4. Que votre charité ne se plaigne point de tout ce que j’ai dit dans cette lettre. Je ne vous ai point exhortés sur ce que je crois que vous ne faites pas ; mais j’ai pensé que vous me recommanderiez beaucoup à Dieu, si vous mêliez le souvenir de mes paroles aux œuvres que vous accomplissez par sa grâce ; car j’avais déjà connu pair la renommée, et récemment nos frères Eustase et André nous ont rapporté, à leur retour d’auprès de vous, la bonne odeur du Christ qui s’exhale de votre sainte vie. Eustase vient de nous précéder dans l’éternel repos, où l’on n’entend point ces flots du temps pareils à ceux dont votre île est battue ; il ne désire plus retourner à Capraïa, parce qu’il n’a plus besoin de cilice[8].

LETTRE XLIX.

(Année 399.)

Saint Augustin marque avec précision les points sur lesquels il faut qu’on s’explique sur la question du donatisme. AUGUSTIN, ÉVÊQUE DE L’ÉGLISE CATHOLIQUE, A HONORÉ, ÉVÊQUE DU PARTI DE DONAT.

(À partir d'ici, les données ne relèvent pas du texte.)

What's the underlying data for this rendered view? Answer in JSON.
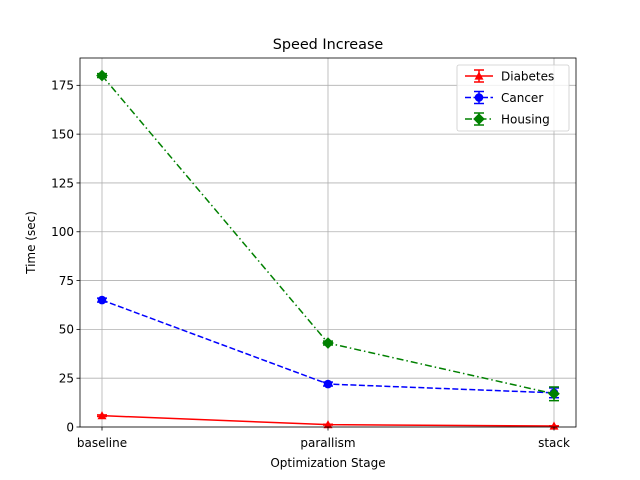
{
  "chart_data": {
    "type": "line",
    "title": "Speed Increase",
    "xlabel": "Optimization Stage",
    "ylabel": "Time (sec)",
    "categories": [
      "baseline",
      "parallism",
      "stack"
    ],
    "ylim": [
      0,
      189
    ],
    "yticks": [
      0,
      25,
      50,
      75,
      100,
      125,
      150,
      175
    ],
    "grid": true,
    "legend_position": "top-right",
    "series": [
      {
        "name": "Diabetes",
        "values": [
          5.8,
          1.2,
          0.5
        ],
        "errors": [
          0.4,
          0.2,
          0.1
        ],
        "color": "#ff0000",
        "linestyle": "solid",
        "marker": "triangle"
      },
      {
        "name": "Cancer",
        "values": [
          65,
          22,
          17.5
        ],
        "errors": [
          1.0,
          1.0,
          2.5
        ],
        "color": "#0000ff",
        "linestyle": "dashed",
        "marker": "circle"
      },
      {
        "name": "Housing",
        "values": [
          180,
          43,
          17
        ],
        "errors": [
          1.0,
          1.0,
          3.5
        ],
        "color": "#008000",
        "linestyle": "dashdot",
        "marker": "diamond"
      }
    ]
  }
}
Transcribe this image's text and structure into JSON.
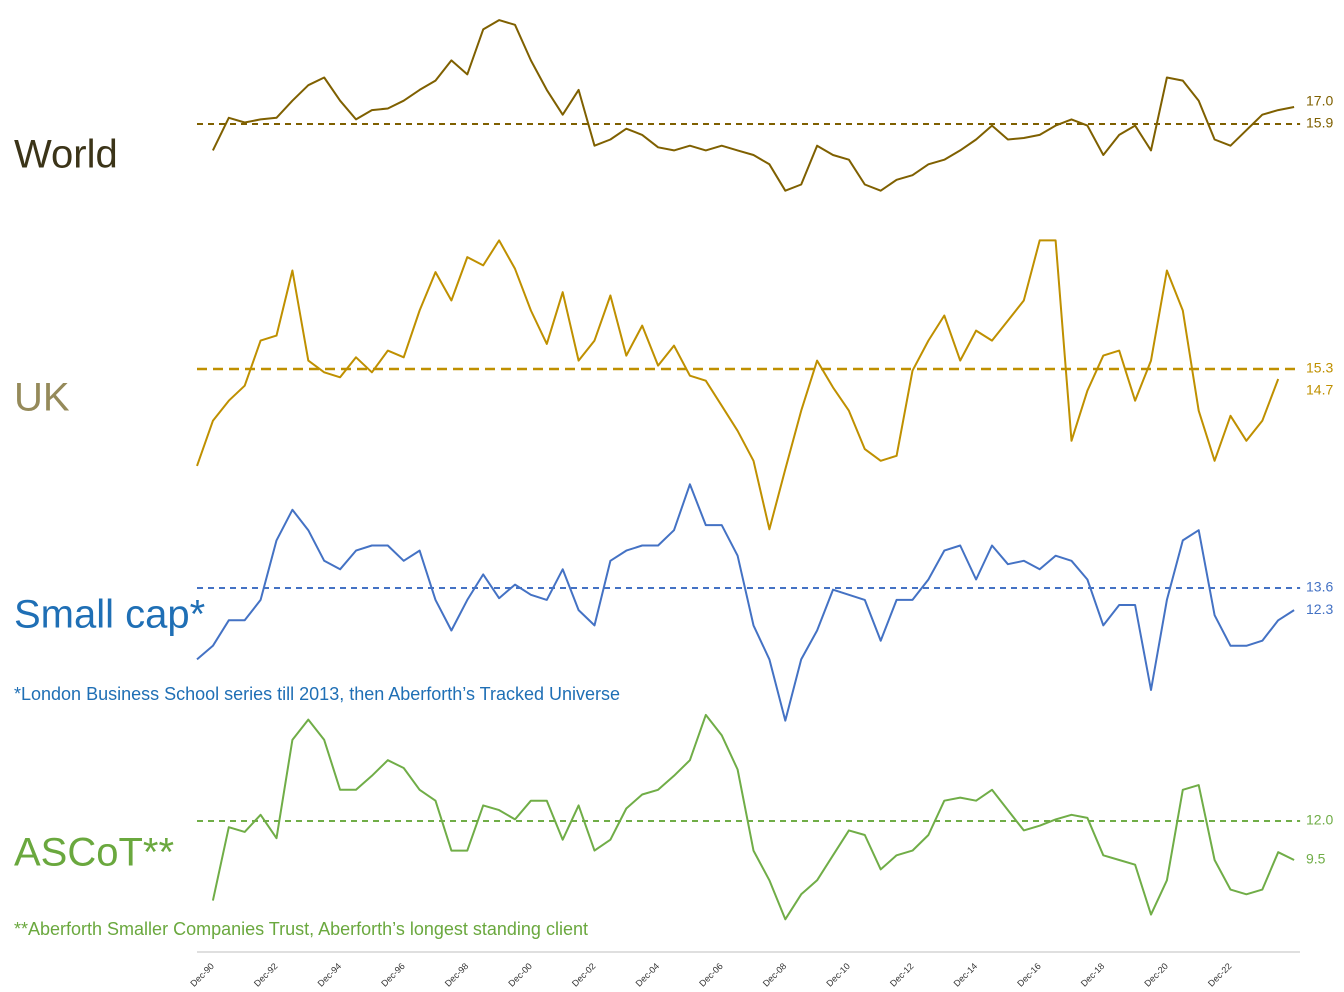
{
  "chart_data": {
    "type": "line",
    "categories": [
      null,
      "Dec-90",
      null,
      null,
      null,
      "Dec-92",
      null,
      null,
      null,
      "Dec-94",
      null,
      null,
      null,
      "Dec-96",
      null,
      null,
      null,
      "Dec-98",
      null,
      null,
      null,
      "Dec-00",
      null,
      null,
      null,
      "Dec-02",
      null,
      null,
      null,
      "Dec-04",
      null,
      null,
      null,
      "Dec-06",
      null,
      null,
      null,
      "Dec-08",
      null,
      null,
      null,
      "Dec-10",
      null,
      null,
      null,
      "Dec-12",
      null,
      null,
      null,
      "Dec-14",
      null,
      null,
      null,
      "Dec-16",
      null,
      null,
      null,
      "Dec-18",
      null,
      null,
      null,
      "Dec-20",
      null,
      null,
      null,
      "Dec-22",
      null,
      null,
      null,
      null
    ],
    "series": [
      {
        "name": "World",
        "color": "#7f6000",
        "ylim": [
          10,
          24
        ],
        "mean": 15.9,
        "latest": {
          "value": 17,
          "label": "17.0"
        },
        "values": [
          null,
          14.2,
          16.3,
          16.0,
          16.2,
          16.3,
          17.4,
          18.4,
          18.9,
          17.4,
          16.2,
          16.8,
          16.9,
          17.4,
          18.1,
          18.7,
          20.0,
          19.1,
          22.0,
          22.6,
          22.3,
          20.0,
          18.1,
          16.5,
          18.1,
          14.5,
          14.9,
          15.6,
          15.2,
          14.4,
          14.2,
          14.5,
          14.2,
          14.5,
          14.2,
          13.9,
          13.3,
          11.6,
          12.0,
          14.5,
          13.9,
          13.6,
          12.0,
          11.6,
          12.3,
          12.6,
          13.3,
          13.6,
          14.2,
          14.9,
          15.8,
          14.9,
          15.0,
          15.2,
          15.8,
          16.2,
          15.8,
          13.9,
          15.2,
          15.8,
          14.2,
          18.9,
          18.7,
          17.4,
          14.9,
          14.5,
          15.5,
          16.5,
          16.8,
          17.0
        ]
      },
      {
        "name": "UK",
        "color": "#bf9000",
        "ylim": [
          5,
          24
        ],
        "mean": 15.3,
        "latest": 14.7,
        "values": [
          9.5,
          12.2,
          13.4,
          14.3,
          17.0,
          17.3,
          21.2,
          15.8,
          15.1,
          14.8,
          16.0,
          15.1,
          16.4,
          16.0,
          18.8,
          21.1,
          19.4,
          22.0,
          21.5,
          23.0,
          21.3,
          18.8,
          16.8,
          19.9,
          15.8,
          17.0,
          19.7,
          16.1,
          17.9,
          15.5,
          16.7,
          14.9,
          14.6,
          13.1,
          11.6,
          9.8,
          5.7,
          9.3,
          12.8,
          15.8,
          14.2,
          12.8,
          10.5,
          9.8,
          10.1,
          15.2,
          17.0,
          18.5,
          15.8,
          17.6,
          17.0,
          18.2,
          19.4,
          23.0,
          23.0,
          11.0,
          14.0,
          16.1,
          16.4,
          13.4,
          15.8,
          21.2,
          18.8,
          12.8,
          9.8,
          12.5,
          11.0,
          12.2,
          14.7,
          null
        ]
      },
      {
        "name": "Small cap*",
        "color": "#4472c4",
        "ylim": [
          5,
          20
        ],
        "mean": 13.6,
        "latest": 12.3,
        "values": [
          9.4,
          10.2,
          11.7,
          11.7,
          12.9,
          16.4,
          18.2,
          17.0,
          15.2,
          14.7,
          15.8,
          16.1,
          16.1,
          15.2,
          15.8,
          12.9,
          11.1,
          12.9,
          14.4,
          13.0,
          13.8,
          13.2,
          12.9,
          14.7,
          12.3,
          11.4,
          15.2,
          15.8,
          16.1,
          16.1,
          17.0,
          19.7,
          17.3,
          17.3,
          15.5,
          11.4,
          9.4,
          5.8,
          9.4,
          11.1,
          13.5,
          13.2,
          12.9,
          10.5,
          12.9,
          12.9,
          14.1,
          15.8,
          16.1,
          14.1,
          16.1,
          15.0,
          15.2,
          14.7,
          15.5,
          15.2,
          14.1,
          11.4,
          12.6,
          12.6,
          7.6,
          12.9,
          16.4,
          17.0,
          12.0,
          10.2,
          10.2,
          10.5,
          11.7,
          12.3
        ]
      },
      {
        "name": "ASCoT**",
        "color": "#70ad47",
        "ylim": [
          5,
          19
        ],
        "mean": {
          "value": 12,
          "label": "12.0"
        },
        "latest": 9.5,
        "values": [
          null,
          6.9,
          11.6,
          11.3,
          12.4,
          10.9,
          17.2,
          18.5,
          17.2,
          14.0,
          14.0,
          14.9,
          15.9,
          15.4,
          14.0,
          13.3,
          10.1,
          10.1,
          13.0,
          12.7,
          12.1,
          13.3,
          13.3,
          10.8,
          13.0,
          10.1,
          10.8,
          12.8,
          13.7,
          14.0,
          14.9,
          15.9,
          18.8,
          17.5,
          15.3,
          10.1,
          8.2,
          5.7,
          7.3,
          8.2,
          9.8,
          11.4,
          11.1,
          8.9,
          9.8,
          10.1,
          11.1,
          13.3,
          13.5,
          13.3,
          14.0,
          12.7,
          11.4,
          11.7,
          12.1,
          12.4,
          12.2,
          9.8,
          9.5,
          9.2,
          6.0,
          8.2,
          14.0,
          14.3,
          9.5,
          7.6,
          7.3,
          7.6,
          10.0,
          9.5
        ]
      }
    ],
    "notes": [
      "*London Business School series till 2013, then Aberforth’s Tracked Universe",
      "**Aberforth Smaller Companies Trust, Aberforth’s longest standing client"
    ]
  }
}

1. Nous avons fort goûté le projet que vous avez bien voulu nous communiquer par notre très-cher frère Héros, homme digne de louange en Jésus-Christ, de discuter avec nous dans des lettres, sans ce tumulte inséparable de la foule ; une telle discussion doit commencer et s’achever avec une entière douceur et paix d’esprit, selon les paroles de l’Apôtre : « Il ne faut pas que le serviteur du Seigneur soit en contestation, mais il faut qu’il soit doux envers tous, capable d’enseigner, patient, et qu’il reprenne avec bonté ceux qui pensent autrement que lui[9]. » Marquons donc en peu de mots les points sur lesquels nous souhaitons que vous nous répondiez.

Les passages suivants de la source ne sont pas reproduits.